Many strict vegans regularly eat whole grains that haven’t been soaked, sprouted, or fermented.  These processes release phytic acid, but whole grains that haven’t been soaked, sprouted, or fermented retain high levels of it, which binds to minerals like zinc, iron, and calcium in the intestine and prevents their absorption.
 
If you have chosen a strict vegan diet for a number of years and have developed chronic health problems like low energy, joint pain, low body temperature, skin breakouts, weak teeth, gums, and nails, brittle hair, low libido, and/or emotional instability, consider adding small amounts of clean and minimally processed animal foods like free-range eggs, deep sea salmon, organic, raw milk cheese or yogurt from antibiotic and hormone free, pasture fed cows.  If you are experiencing strong cravings for animal foods, eating small amounts of any of these products, until that feeling goes away, will help ensure your body is getting the nutrients it needs to remain optimally healthy.

Saturday, August 23, 2008

Jeepers Creepers - Refined Carbs Hurt Your Peepers


If you needed just one more reason to cut the sugar, white flour, and other highly processed grains from your diet – here’s one for ya.  Your Vision.

 

Turns out that if you cut out (or cut back) your consumption of processed carbohydrates, you can lower your risk of age-related macular degeneration (AMD).  AMD is a leading cause of blindness in people aged 60 and older.  Why is that, you may be wondering?  Well, the high glycemic index in refined carbs increases oxidative stress, inflammation, and blood-fat levels – all linked to AMD.

 

In addition to replacing those bad carbs with high-fiber whole grains, there are four specific nutrients that help reduce the risk of developing common eye problems by as much as 35 percent – Vitamin C, Vitamin E, beta carotene (Vitamin A), and zinc.

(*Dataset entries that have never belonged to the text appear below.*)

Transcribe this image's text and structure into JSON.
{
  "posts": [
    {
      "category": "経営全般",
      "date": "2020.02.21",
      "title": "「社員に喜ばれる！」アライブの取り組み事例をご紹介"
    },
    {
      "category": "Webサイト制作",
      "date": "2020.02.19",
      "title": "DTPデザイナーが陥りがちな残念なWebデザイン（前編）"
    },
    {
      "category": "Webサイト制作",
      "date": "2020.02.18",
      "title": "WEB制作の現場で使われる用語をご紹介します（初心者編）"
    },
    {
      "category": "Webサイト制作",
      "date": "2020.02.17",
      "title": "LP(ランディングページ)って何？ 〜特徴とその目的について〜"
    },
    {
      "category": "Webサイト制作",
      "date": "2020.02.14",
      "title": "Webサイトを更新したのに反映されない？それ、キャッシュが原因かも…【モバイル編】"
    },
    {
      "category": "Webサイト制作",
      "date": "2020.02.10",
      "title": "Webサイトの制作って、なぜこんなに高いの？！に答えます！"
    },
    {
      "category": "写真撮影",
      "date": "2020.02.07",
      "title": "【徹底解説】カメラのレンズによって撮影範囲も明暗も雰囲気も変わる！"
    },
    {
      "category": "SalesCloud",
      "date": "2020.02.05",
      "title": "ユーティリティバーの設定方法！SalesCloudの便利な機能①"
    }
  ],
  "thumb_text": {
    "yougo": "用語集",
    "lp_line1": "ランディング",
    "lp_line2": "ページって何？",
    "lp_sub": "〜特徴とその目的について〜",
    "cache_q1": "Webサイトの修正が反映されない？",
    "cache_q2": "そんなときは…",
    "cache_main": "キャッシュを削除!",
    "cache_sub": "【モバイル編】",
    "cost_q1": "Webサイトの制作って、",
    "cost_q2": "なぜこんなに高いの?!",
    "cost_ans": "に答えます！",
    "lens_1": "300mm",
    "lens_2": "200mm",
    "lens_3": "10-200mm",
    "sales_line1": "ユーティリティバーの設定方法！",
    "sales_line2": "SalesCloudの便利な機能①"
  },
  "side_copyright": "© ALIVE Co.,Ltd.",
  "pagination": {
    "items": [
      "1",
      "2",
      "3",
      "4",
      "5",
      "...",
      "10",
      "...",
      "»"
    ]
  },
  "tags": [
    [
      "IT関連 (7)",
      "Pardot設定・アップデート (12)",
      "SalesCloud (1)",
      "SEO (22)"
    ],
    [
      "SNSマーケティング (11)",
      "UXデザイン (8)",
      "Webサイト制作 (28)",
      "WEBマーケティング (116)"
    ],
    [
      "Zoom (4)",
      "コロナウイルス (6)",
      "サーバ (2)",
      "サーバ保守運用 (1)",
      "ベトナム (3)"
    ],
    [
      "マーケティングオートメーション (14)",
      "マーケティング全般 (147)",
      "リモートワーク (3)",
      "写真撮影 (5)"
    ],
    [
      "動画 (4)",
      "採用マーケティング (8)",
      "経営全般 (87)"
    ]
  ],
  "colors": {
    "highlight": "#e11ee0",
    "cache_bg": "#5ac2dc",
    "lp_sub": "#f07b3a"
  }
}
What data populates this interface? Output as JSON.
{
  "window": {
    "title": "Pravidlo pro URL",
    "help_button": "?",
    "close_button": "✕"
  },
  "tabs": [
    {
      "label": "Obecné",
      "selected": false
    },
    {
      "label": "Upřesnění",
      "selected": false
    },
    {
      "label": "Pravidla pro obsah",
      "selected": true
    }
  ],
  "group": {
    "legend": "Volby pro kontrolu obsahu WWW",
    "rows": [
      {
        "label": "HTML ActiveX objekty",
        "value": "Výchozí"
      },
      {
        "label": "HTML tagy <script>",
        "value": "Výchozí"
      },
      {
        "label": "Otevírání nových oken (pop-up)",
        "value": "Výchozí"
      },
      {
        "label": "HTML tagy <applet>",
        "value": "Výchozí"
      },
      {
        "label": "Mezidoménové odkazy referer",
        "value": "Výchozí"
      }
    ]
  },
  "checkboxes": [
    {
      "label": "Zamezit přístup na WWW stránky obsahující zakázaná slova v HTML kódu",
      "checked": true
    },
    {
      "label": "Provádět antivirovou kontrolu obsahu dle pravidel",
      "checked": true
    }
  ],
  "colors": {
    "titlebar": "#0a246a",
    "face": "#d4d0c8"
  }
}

In a recent study of people aged 55 and over, those who reported the highest intake of vitamin C, vitamin E, beta carotene, and zinc were significantly less likely to develop AMD than those who had the lowest intake. Citrus fruits like oranges, grapefruit, lemons and limes as well as mangoes and strawberries will pump up the vitamin C. Turkey, chicken, and fortified cereals are great sources for zinc. Raw almonds, peanuts, natural peanut butter, or a supplement, can help boost your intake of vitamin E.  And sweet potatoes, apricots, and peaches are all excellent sources of beta carotene.

 

Other carotenoids (nutrients like beta carotene) that appear to be beneficial for eye health are lutin and zeaxanthin.  You can find them in a variety of fruits and vegetables.  Spinach, peas, and green bell peppers are all good sources of lutein.  You get zeaxanthin from corn, spinach, orange bell peppers, and tangerines.

 

Friday, August 22, 2008

Tip of the day

I get sent junk e-mails every day but today I received a good one. Don't know who the original author is but the message is simple and perfect. 

Nothing is ever solved, or created, by standing still. Movement is the process of the Universe. So move. Do something. Anything. But do not stand still. Do not remain "on the horns of a dilemma."  Do not fence sit. 
 
Put your foot down on one side or the other, swing the opposite leg over and start walking. You'll know before you take ten steps if you're going in the right direction. Not to decide is to decide. Try to not make choices by default.